Patients are asked to absorb a remarkable amount of information in a single premium IOL consultation. Optical principles, trade-offs between lens types, individual ocular findings, surgical risks, recovery timelines, financial considerations, and the implications of permanence, all in a sitting that, in most clinics, lasts under thirty minutes.
The published evidence on patient retention of clinical information is consistent and uncomfortable. Patients forget most of what is said in a consultation within hours. Recall is poorer when the information is complex, when emotional load is high, and when the consultation is the first encounter with the diagnosis or proposed treatment, three conditions present in essentially every premium IOL consultation.
The Evidence on Recorded Consultations
Recorded and transcribed consultations address this directly. A scoping review of patient-facing recorded consultations across multiple specialties found that patients who received recordings consistently demonstrated improved comprehension, retention, and ability to share information with family members, three outcomes that map precisely onto the cognitive demands of the premium IOL decision.¹
For premium IOL decisions specifically, the case is stronger again. The decision is irreversible. The information is dense. The time horizon for the consequences is the patient’s remaining visual life. Patients who can revisit the consultation in their own time, reflect on trade-offs, and discuss with family before committing make better decisions, and report better satisfaction afterwards.²
Closing the Recall Gap
The most common post-operative statement after the wrong premium lens is: “I wish someone had told me.” In most cases, they were told. The information was delivered, but not retained. The recorded consultation closes that gap.³
Who This Is Not For
Surgeons who would prefer their consultations were not preserved. Their preference is itself diagnostic.
Clinical Takeaway
Premium IOL decisions deserve more than a single sitting to absorb. Recorded consultations protect the patient’s ability to make a fully informed decision over time.
References
- Tsulukidze M, Durand MA, Barr PJ, Mead T, Elwyn G. Providing recording of clinical consultation to patients – a highly valued but underutilized intervention: a scoping review. Patient Educ Couns. 2014;95(3):297-304.

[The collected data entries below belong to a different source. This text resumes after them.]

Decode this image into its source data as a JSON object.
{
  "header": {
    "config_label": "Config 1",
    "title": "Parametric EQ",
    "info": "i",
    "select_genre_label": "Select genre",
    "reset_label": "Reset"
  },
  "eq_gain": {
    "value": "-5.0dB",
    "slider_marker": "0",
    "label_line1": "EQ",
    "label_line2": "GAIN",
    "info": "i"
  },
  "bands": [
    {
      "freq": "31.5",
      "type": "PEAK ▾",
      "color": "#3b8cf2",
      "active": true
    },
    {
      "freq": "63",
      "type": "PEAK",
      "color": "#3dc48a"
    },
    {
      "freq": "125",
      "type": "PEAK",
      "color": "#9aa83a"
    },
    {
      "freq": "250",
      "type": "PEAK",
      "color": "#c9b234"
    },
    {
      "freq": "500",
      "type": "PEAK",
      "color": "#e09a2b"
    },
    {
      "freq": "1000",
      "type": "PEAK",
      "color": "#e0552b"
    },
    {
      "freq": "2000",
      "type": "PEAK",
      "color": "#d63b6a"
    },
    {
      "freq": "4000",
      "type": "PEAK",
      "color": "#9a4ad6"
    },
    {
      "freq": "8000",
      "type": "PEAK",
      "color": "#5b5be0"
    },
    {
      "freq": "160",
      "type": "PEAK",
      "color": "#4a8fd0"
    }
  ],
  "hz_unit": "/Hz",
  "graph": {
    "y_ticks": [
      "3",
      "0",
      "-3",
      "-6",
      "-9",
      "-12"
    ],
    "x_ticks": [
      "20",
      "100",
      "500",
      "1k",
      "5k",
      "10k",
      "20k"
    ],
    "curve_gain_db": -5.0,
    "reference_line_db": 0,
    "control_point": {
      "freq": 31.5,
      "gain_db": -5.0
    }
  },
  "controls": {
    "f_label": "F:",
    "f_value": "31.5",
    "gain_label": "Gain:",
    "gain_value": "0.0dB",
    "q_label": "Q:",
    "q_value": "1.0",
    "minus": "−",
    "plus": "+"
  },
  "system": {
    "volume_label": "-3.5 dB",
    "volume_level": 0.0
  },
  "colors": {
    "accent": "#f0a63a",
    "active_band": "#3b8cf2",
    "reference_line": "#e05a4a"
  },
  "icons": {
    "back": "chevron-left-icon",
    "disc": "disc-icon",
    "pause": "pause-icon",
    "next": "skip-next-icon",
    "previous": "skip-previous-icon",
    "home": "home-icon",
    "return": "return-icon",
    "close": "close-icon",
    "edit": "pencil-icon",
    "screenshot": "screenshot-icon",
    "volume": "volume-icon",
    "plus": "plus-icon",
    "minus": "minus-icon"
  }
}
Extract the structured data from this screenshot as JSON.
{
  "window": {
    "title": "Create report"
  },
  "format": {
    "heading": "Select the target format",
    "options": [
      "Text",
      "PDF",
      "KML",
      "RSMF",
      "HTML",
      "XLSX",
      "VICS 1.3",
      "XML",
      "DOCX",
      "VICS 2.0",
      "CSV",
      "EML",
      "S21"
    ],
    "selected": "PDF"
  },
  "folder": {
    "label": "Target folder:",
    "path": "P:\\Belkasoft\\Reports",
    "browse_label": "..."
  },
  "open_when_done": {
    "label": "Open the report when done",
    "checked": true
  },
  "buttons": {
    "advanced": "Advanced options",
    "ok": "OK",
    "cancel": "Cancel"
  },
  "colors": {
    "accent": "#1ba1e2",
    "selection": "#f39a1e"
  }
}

- Gibbons A, Ali TK, Waren DP, Donaldson KE. Causes and correction of dissatisfaction after implantation of presbyopia-correcting intraocular lenses. Clin Ophthalmol. 2016;10:1965-1970.
- de Vries NE, Webers CA, Touwslager WR, Bauer NJ, de Brabander J, Berendschot TT, Nuijts RM. Dissatisfaction after implantation of multifocal intraocular lenses. J Cataract Refract Surg. 2011;37(5):859-865.